Fleming had a long, involved story about a dead cell battery and a lost charger, but Fleming always had a story. His life was an endless series of mishaps, missteps, and minor-league dramas. Ross had learned that months earlier, around the time Kenneth flunked his second drug test.

“That’s all right,” Ross said, more interested in checking on his cousin than wasting what little time he had before his next shift listening to excuses. “I’m taking off now. If you’re definitely okay.”

He followed up the comment with a hard look that had Fleming raising his hands in surrender.

“I’m great, really. Clean as the day I was born.” His face grew even redder. “You can test me if you want to. Blood, urine, whatever you want.
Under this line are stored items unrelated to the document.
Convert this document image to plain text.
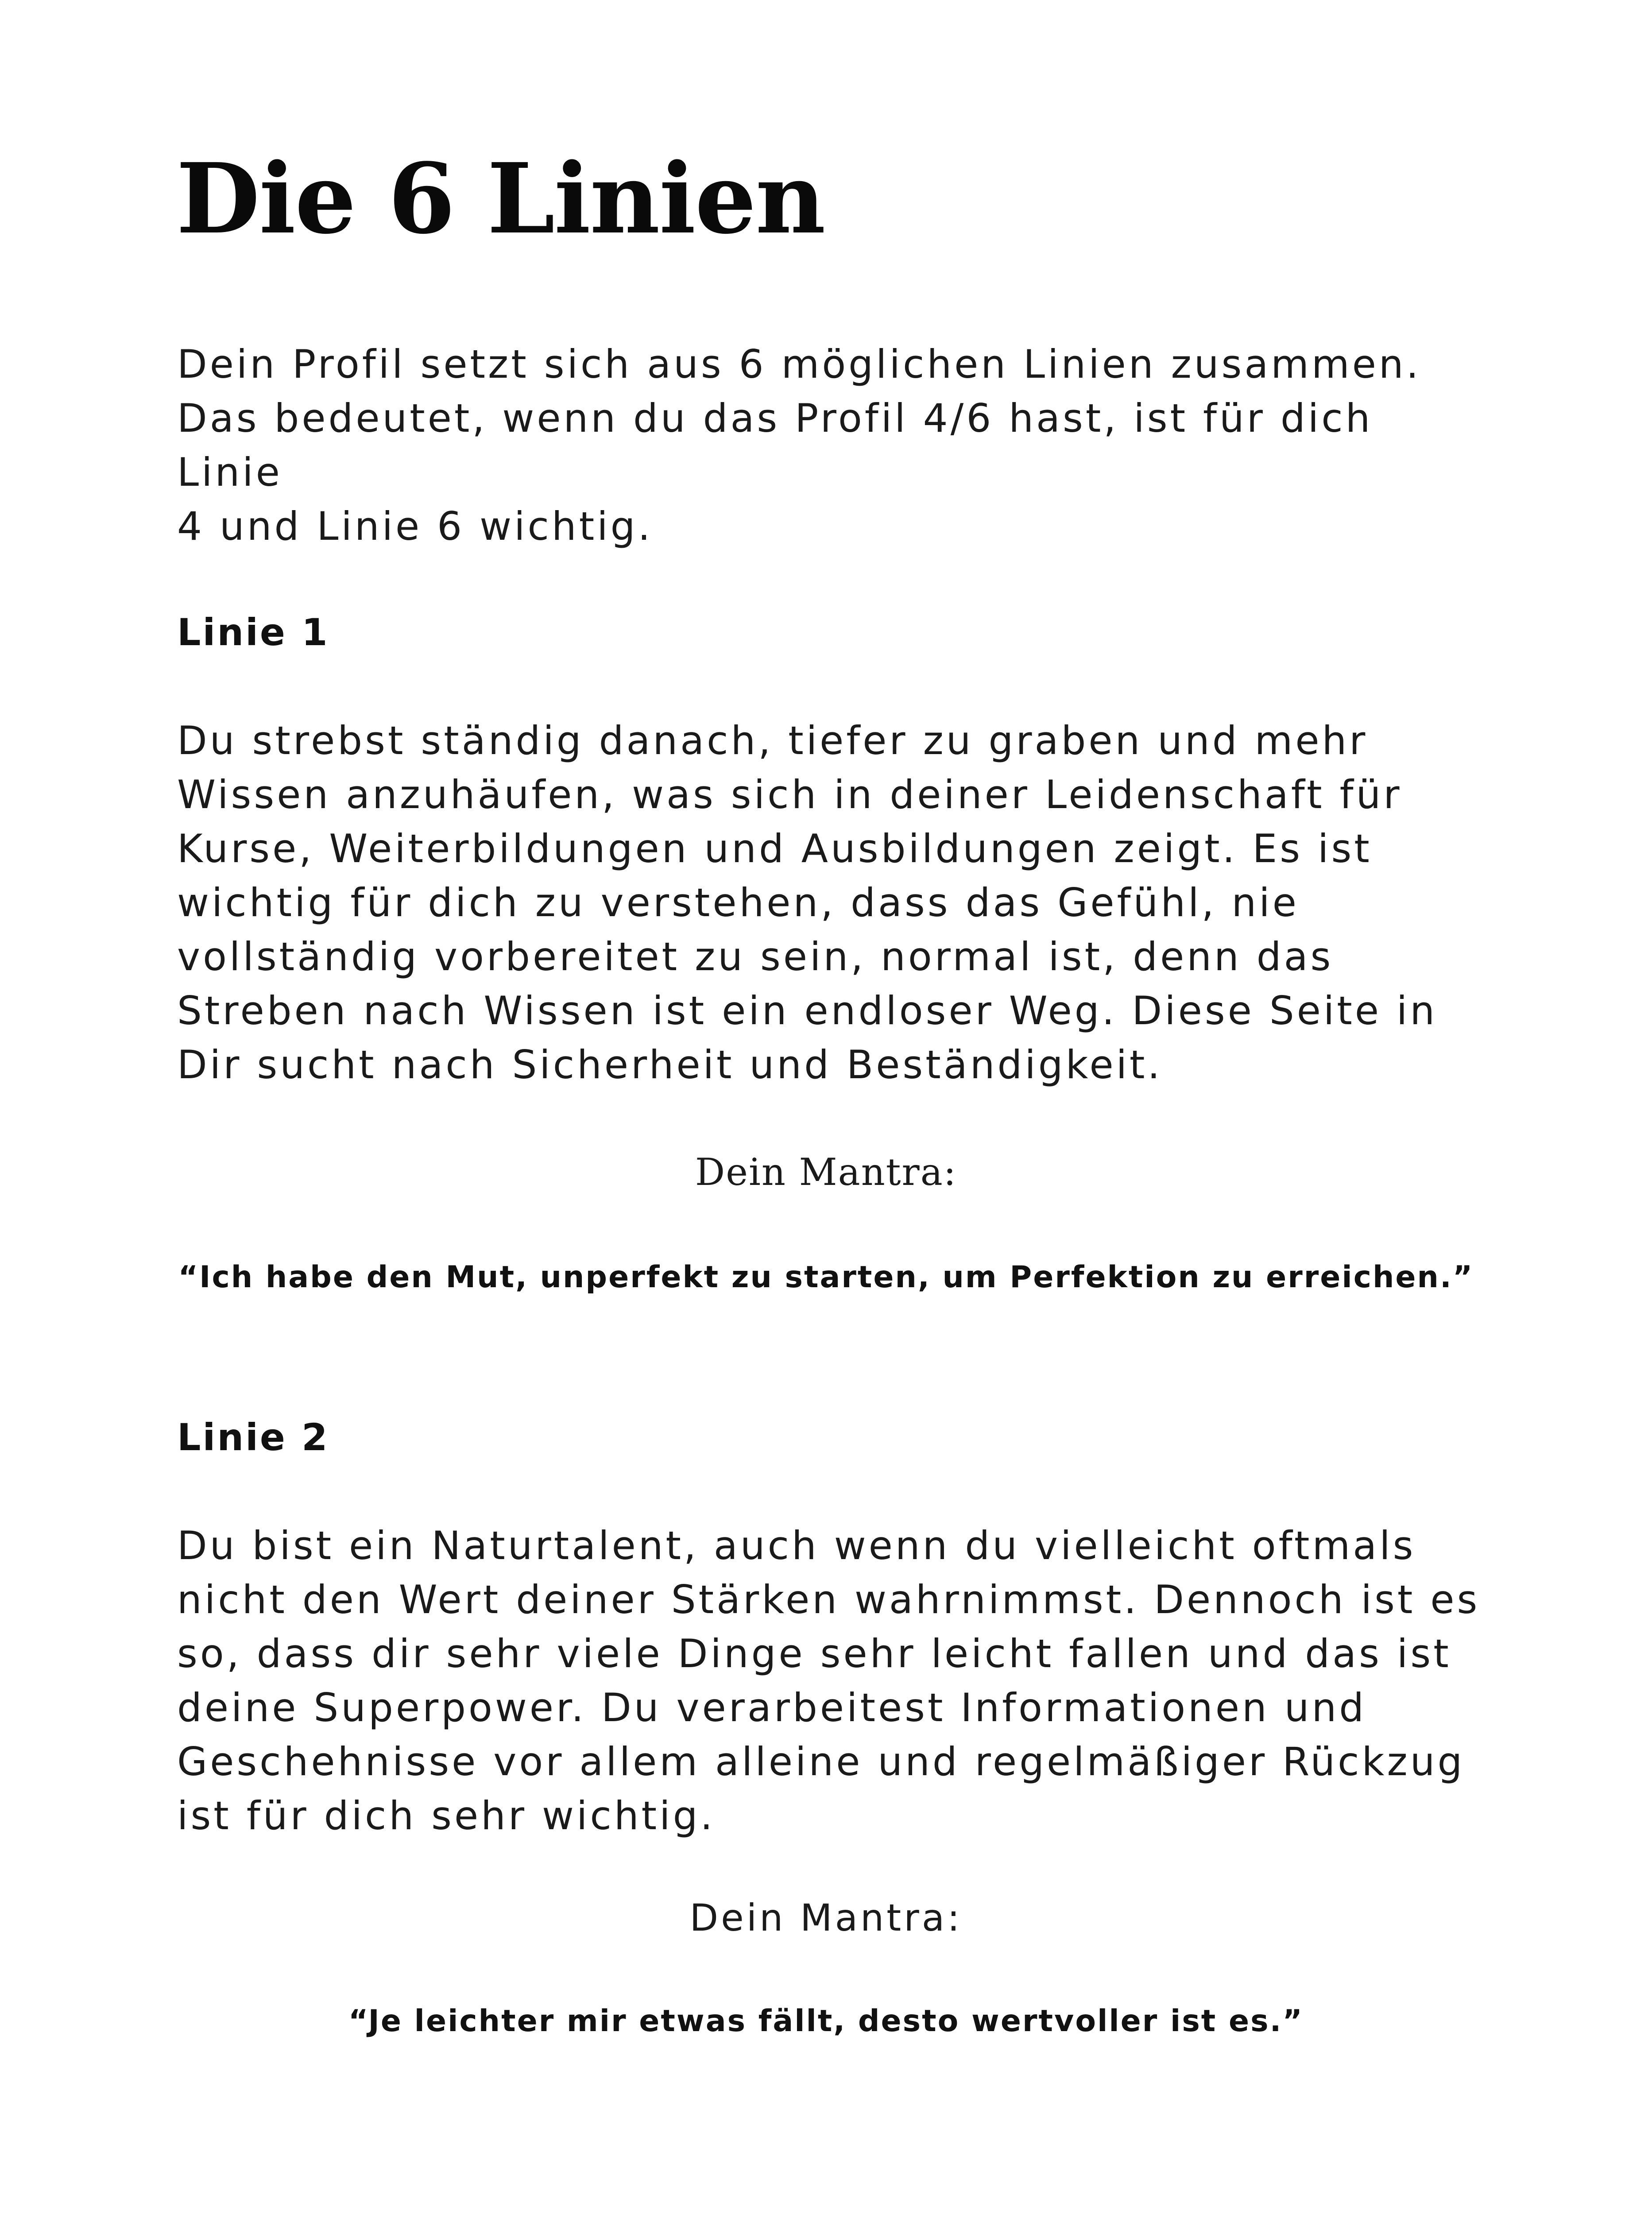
Die 6 Linien
Dein Profil setzt sich aus 6 möglichen Linien zusammen.
Das bedeutet, wenn du das Profil 4/6 hast, ist für dich Linie
4 und Linie 6 wichtig.
Linie 1
Du strebst ständig danach, tiefer zu graben und mehr
Wissen anzuhäufen, was sich in deiner Leidenschaft für
Kurse, Weiterbildungen und Ausbildungen zeigt. Es ist
wichtig für dich zu verstehen, dass das Gefühl, nie
vollständig vorbereitet zu sein, normal ist, denn das
Streben nach Wissen ist ein endloser Weg. Diese Seite in
Dir sucht nach Sicherheit und Beständigkeit.

Dein Mantra:

“Ich habe den Mut, unperfekt zu starten, um Perfektion zu erreichen.”

Linie 2
Du bist ein Naturtalent, auch wenn du vielleicht oftmals
nicht den Wert deiner Stärken wahrnimmst. Dennoch ist es
so, dass dir sehr viele Dinge sehr leicht fallen und das ist
deine Superpower. Du verarbeitest Informationen und
Geschehnisse vor allem alleine und regelmäßiger Rückzug
ist für dich sehr wichtig.

Dein Mantra:

“Je leichter mir etwas fällt, desto wertvoller ist es.”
Right now.”

“I’ll leave that decision up to Tremont,” Ross said, naming the head of the department, the family friend who’d talked him into coming back from Houston after Anne’s death nearly five years earlier. The same man who’d convinced him to come back this week.

“Listen, Ross. I’m really sorry. If I had realized it was you on duty, so soon after…” Fleming patted his own chest. “How are you anyway?”

Tired after a long day. Preoccupied with thoughts of Justine and worried about why Laney isn’t answering her phone.

“Heart’s just great,” Ross answered, wishing he could roll back time to those days, only a few months earlier, when Fleming would have pumped him for information about one of any number of gorgeous women seen on Ross’s arm.
Amused by the irony of his reputation as a ladies’ man, Ross had never volunteered the information that all of the women were members of his vast network of relations.